Há tratados, teses, livros e opiniões aos montes para explicar o fenômeno do Carnaval brasileiro. Eu prefiro apenas uma: nossa alma racista e colonial, misturada ao machismo a ela inerente. Aquela que nos faz ter reis em todas as modalidades: Rei Momo, rei do futebol, do tênis, da axé-music! E destinar aos negros – e com mais ferocidade às mulheres negras - os postos secundários da sociedade, à exceção dos dias do “reinado de Momo”.
Por três dias, ganhamos as ruas, fantasiados do que queremos ou podemos. As mulheres, especialmente, desfilam sua soberania quando as porta-bandeiras iluminam a avenida, não importando que após a quarta-feira voltem para a senzala eterna. Interessante é que o homem é o Mestre Sala e a mulher é a porta-bandeira, quase um acessório.
Essa idealização do império ficou patente ontem pela manhã, quando atravessava a rua e vi um carro alegórico retornando após a folia. Um velho negro com ar abatido tentava dar direção à carroceria, enquanto quatro negros jovens empurravam o que restou da magia daquela alegoria.
O orgulho da raça. Cínico. Hipócrita.Concedemos, com a nossa magnanimidade branca, três dias de euforia para afogar a mágoa, a dor e a raiva do racismo e do preconceito diários.

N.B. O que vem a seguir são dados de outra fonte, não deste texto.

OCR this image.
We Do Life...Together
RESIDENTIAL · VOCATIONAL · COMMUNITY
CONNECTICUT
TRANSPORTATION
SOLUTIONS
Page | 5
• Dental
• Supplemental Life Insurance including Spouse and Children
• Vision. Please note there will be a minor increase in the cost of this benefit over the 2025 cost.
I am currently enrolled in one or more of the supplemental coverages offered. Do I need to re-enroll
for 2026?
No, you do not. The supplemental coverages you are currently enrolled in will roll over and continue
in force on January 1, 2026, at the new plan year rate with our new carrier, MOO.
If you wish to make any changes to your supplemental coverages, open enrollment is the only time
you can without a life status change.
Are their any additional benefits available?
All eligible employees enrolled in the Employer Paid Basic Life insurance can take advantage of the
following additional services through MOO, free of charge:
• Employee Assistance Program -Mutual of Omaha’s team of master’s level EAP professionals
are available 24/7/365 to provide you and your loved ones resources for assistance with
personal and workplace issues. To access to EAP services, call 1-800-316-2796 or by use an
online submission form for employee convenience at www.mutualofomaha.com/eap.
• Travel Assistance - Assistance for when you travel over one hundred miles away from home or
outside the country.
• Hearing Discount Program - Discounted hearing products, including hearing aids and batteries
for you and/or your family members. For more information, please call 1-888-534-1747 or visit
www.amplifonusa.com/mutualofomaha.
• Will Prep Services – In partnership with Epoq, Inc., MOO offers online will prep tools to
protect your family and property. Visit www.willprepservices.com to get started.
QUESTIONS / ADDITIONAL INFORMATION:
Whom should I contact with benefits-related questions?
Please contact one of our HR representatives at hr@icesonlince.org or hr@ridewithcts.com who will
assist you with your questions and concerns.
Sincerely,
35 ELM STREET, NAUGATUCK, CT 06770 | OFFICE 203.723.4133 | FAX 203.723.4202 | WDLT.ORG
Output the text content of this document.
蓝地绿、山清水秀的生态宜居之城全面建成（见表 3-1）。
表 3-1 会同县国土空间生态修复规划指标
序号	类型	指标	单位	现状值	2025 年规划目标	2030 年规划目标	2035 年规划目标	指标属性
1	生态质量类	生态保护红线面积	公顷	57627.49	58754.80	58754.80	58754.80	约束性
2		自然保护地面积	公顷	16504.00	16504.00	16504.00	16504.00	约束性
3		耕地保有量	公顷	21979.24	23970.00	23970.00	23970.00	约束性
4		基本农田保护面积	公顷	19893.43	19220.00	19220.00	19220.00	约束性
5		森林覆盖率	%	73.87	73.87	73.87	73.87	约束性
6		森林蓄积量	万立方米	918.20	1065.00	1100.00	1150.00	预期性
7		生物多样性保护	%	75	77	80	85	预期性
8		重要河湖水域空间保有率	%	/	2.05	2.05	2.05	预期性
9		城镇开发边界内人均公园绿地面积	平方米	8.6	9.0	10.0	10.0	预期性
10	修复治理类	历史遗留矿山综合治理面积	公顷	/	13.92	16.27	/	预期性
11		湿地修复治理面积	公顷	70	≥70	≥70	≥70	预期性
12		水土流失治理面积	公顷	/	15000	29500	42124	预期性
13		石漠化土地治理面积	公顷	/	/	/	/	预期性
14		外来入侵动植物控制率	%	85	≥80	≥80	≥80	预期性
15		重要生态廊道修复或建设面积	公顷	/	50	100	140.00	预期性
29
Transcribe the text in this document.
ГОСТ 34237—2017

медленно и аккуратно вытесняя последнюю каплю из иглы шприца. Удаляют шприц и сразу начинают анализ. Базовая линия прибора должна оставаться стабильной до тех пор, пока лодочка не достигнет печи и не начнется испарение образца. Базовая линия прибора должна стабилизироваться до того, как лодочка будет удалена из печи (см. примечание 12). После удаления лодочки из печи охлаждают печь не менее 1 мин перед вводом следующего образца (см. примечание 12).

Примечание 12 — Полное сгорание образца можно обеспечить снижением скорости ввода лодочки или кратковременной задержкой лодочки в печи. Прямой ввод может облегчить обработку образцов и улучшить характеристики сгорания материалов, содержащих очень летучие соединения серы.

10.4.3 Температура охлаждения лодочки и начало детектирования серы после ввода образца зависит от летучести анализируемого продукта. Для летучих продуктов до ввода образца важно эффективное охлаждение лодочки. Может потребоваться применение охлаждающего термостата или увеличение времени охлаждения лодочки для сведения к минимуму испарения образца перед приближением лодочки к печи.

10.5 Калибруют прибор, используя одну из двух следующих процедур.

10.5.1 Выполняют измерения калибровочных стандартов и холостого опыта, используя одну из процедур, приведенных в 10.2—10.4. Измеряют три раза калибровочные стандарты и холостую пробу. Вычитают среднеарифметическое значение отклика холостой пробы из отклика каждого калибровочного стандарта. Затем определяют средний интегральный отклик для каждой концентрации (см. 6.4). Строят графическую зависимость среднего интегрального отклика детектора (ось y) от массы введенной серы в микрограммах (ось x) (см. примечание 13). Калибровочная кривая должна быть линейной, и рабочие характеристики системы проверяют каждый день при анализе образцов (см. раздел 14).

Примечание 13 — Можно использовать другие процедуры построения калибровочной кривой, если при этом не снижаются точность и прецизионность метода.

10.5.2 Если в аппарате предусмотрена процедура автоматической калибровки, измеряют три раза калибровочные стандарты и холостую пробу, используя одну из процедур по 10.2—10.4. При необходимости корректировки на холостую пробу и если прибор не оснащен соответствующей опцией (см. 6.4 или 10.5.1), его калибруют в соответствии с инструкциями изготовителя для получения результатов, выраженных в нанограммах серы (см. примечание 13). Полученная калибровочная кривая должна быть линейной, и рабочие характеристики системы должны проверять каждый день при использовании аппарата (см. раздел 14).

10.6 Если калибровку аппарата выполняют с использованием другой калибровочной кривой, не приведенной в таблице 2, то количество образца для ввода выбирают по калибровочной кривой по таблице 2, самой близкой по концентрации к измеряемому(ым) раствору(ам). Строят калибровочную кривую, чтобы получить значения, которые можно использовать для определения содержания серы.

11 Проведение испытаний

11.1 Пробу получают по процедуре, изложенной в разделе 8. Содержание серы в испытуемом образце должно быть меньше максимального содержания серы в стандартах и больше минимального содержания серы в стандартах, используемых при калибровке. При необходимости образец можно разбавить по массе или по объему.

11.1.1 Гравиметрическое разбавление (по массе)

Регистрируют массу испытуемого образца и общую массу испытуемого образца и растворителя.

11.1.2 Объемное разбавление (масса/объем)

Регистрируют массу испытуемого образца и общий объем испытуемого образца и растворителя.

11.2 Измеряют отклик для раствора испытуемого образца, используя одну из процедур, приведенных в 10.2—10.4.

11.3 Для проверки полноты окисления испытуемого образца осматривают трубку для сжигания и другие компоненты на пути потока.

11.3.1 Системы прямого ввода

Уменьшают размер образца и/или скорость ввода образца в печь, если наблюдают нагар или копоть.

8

O desfile das escolas de samba do Rio – ainda que meu amor pela Mangueira aparentemente contradiga este discurso – é o exemplo mais feroz de tudo isto. Abriu-se na senzala o espaço para que as branquelas e branquelos exibam seu requebrado. Pretende-se assim mostrar que a igualdade é uma característica brasileira.
Tento suavizar este mal estar pensando que ainda assim, são negras e negros que fazem a festa. E divertem-se com a semgracisse – palavra nova! – dos colonizadores. Assim fica melhor.